HR 6999: Tax Relief for Fraud Victims Act
HR 6999 in plain English: This bill is early in the legislative process and detailed text is not yet available. Sponsor: Rep. Miller, Max L. [R-OH-7] (R) · Status: Referred to the House Committee on Ways and Means.
Stated purpose
This bill aims to give tax relief to people who suffer financial losses from fraud, deceit, or misrepresentation by expanding deduction rights and easing rules around retirement account withdrawals used to cover those losses. It also removes a current restriction that limits deductions for personal casualty losses.
Arguments supporters make
- Fraud victims are already financially harmed, and the tax code should not add to that burden by denying them relief that other loss victims can receive.
- Giving victims flexibility to choose which tax year to claim the loss, and more time to file after discovering fraud, reflects the reality that scams are often discovered long after the money is gone.
- Removing the penalty on retirement withdrawals for fraud victims lets people access their own savings in a crisis without being punished twice.
Arguments opponents make
- Repealing limits on casualty loss deductions could significantly reduce federal tax revenue, shifting costs onto other taxpayers or adding to the deficit.
- Allowing taxpayers to choose which year to claim a fraud loss could create opportunities for manipulation or disputes with the IRS that are hard to verify or enforce.

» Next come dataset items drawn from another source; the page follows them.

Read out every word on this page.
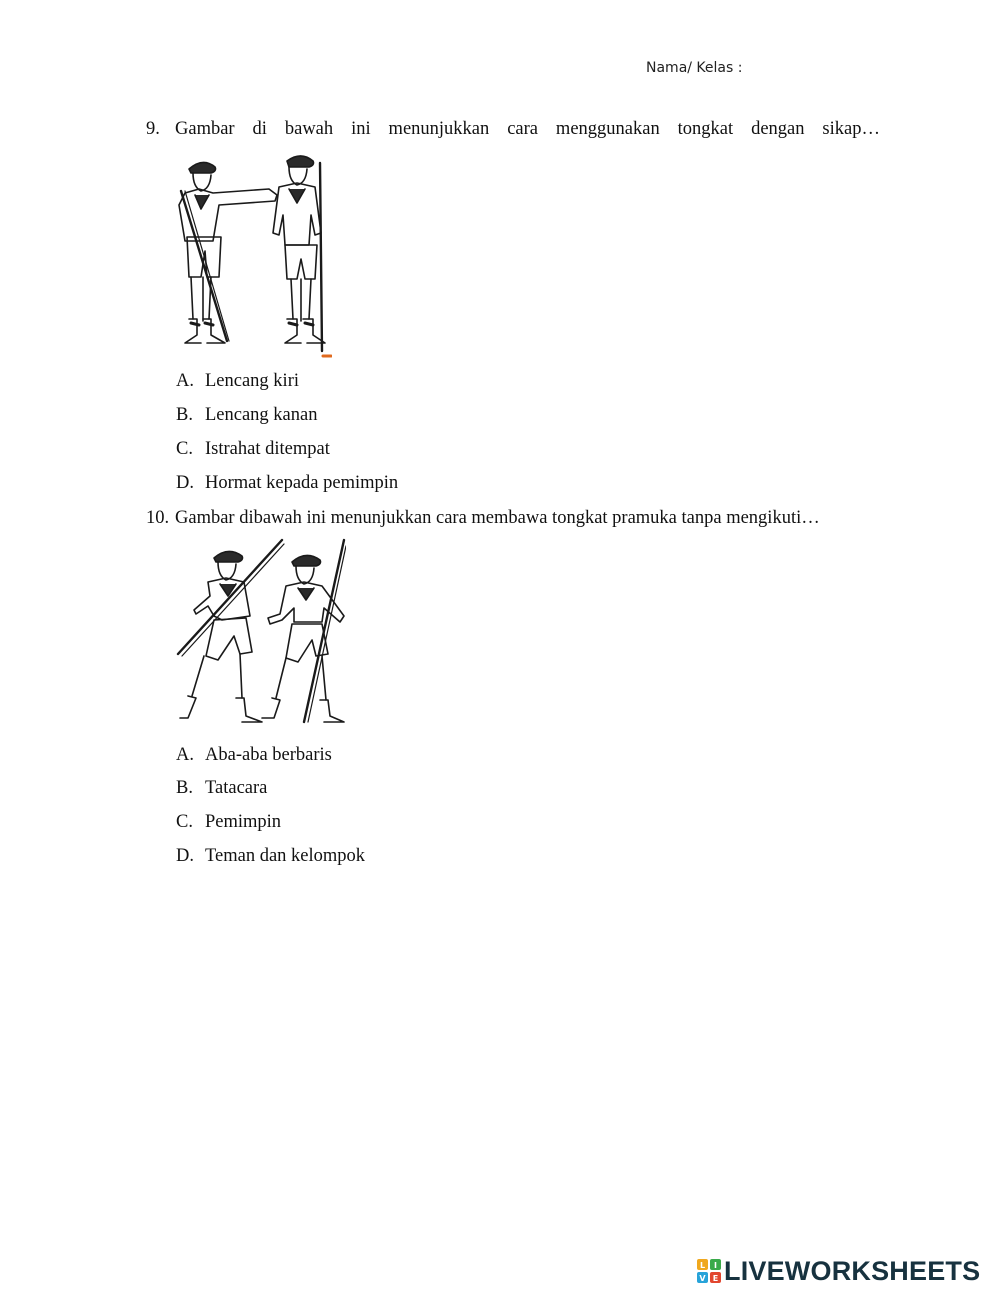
Nama/ Kelas :
9. Gambar di bawah ini menunjukkan cara menggunakan tongkat dengan sikap…
A. Lencang kiri
B. Lencang kanan
C. Istrahat ditempat
D. Hormat kepada pemimpin
10. Gambar dibawah ini menunjukkan cara membawa tongkat pramuka tanpa mengikuti…
A. Aba-aba berbaris
B. Tatacara
C. Pemimpin
D. Teman dan kelompok
L I
V E LIVEWORKSHEETS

- The bill relies on the IRS to define what counts as fraud, deceit, or misrepresentation, which could create inconsistency or open the door to abuse if the definition is set too broadly.
Tradeoffs
Expanding deductions and retirement account relief for fraud victims provides real help to people in financial distress, but reduces government tax revenue and may increase administrative complexity for the IRS. Broadening casualty loss deductions benefits more taxpayers but could make the tax code more costly and harder to enforce.
Current status in Congress: In committee.